A 70-year-old male patient was referred for outpatient ileocolonoscopy. Medical history was significant for vague left lower abdominal pain for about three days duration six weeks before, potentially suggesting a minor episode of diverticulitis. Indeed, the recent lower GI endoscopy indicated some unremarkable diverticula in the sigmoid (Fig. 1A). By contrast, there was a short segment at 30cm from the dentate line with edematous changes and minor putrid discharge from adjacent diverticula, from which two polypoid lesions estimated at 10mm arose (Fig. 1B). Further characterization including image-enhanced endoscopy revealed a dense network of irregular vessels, however, no abnormal pit pattern to suggest a neoplastic lesion (Fig. 1C–E). Given an optical diagnosis of most likely granulation polyps, complicating subacute diverticulitis, we abstained from endoscopic resection and instead biopsied the lesions. Histopathology likewise confirmed the presence of granulation polyps with exuberant leukocytic infiltration and lack of intact surface epithelium. The patient was informed about the diagnosis and a wait-and-see approach was consented.

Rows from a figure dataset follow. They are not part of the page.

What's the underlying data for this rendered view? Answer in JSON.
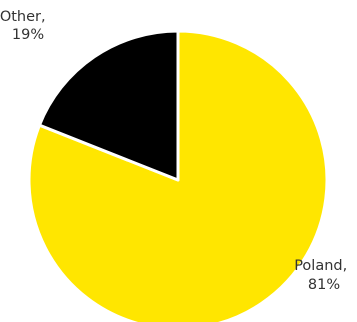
{
  "chart_data": {
    "type": "pie",
    "title": "",
    "slices": [
      {
        "label": "Poland",
        "value": 81,
        "label_text": [
          "Poland,",
          "81%"
        ],
        "color": "#FFE600"
      },
      {
        "label": "Other",
        "value": 19,
        "label_text": [
          "Other,",
          "19%"
        ],
        "color": "#000000"
      }
    ],
    "start_angle_deg": 0,
    "direction": "clockwise",
    "slice_border_color": "#ffffff",
    "legend": "none"
  }
}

(A) An unremarkable diverticulum in the sigmoid. (B) Short segmental edema with residual putrid discharge from an adjacent diverticulum as well as two polypoid lesions of an estimated 10mm size. (C) Detailed endoscopic characterization including (D) linked colour imaging (LCI) and (E) blue laser imaging (BLI) indicated a dense network of irregular vessels, however, no pit pattern suggestive of neoplasia.
Albeit granulation polyp formation is a common reaction of the colorectal epithelium to variable forms of tissue injury, there are, to the best of our knowledge, only three other reports in a setting of diverticulitis.1 Correct optical diagnosis may be instrumental in avoidance of considerations of overly aggressive procedures, such as (with a view to adjacent diverticula) technically demanding endoscopic or even surgical resection.
Conflict of interestNothing to declare.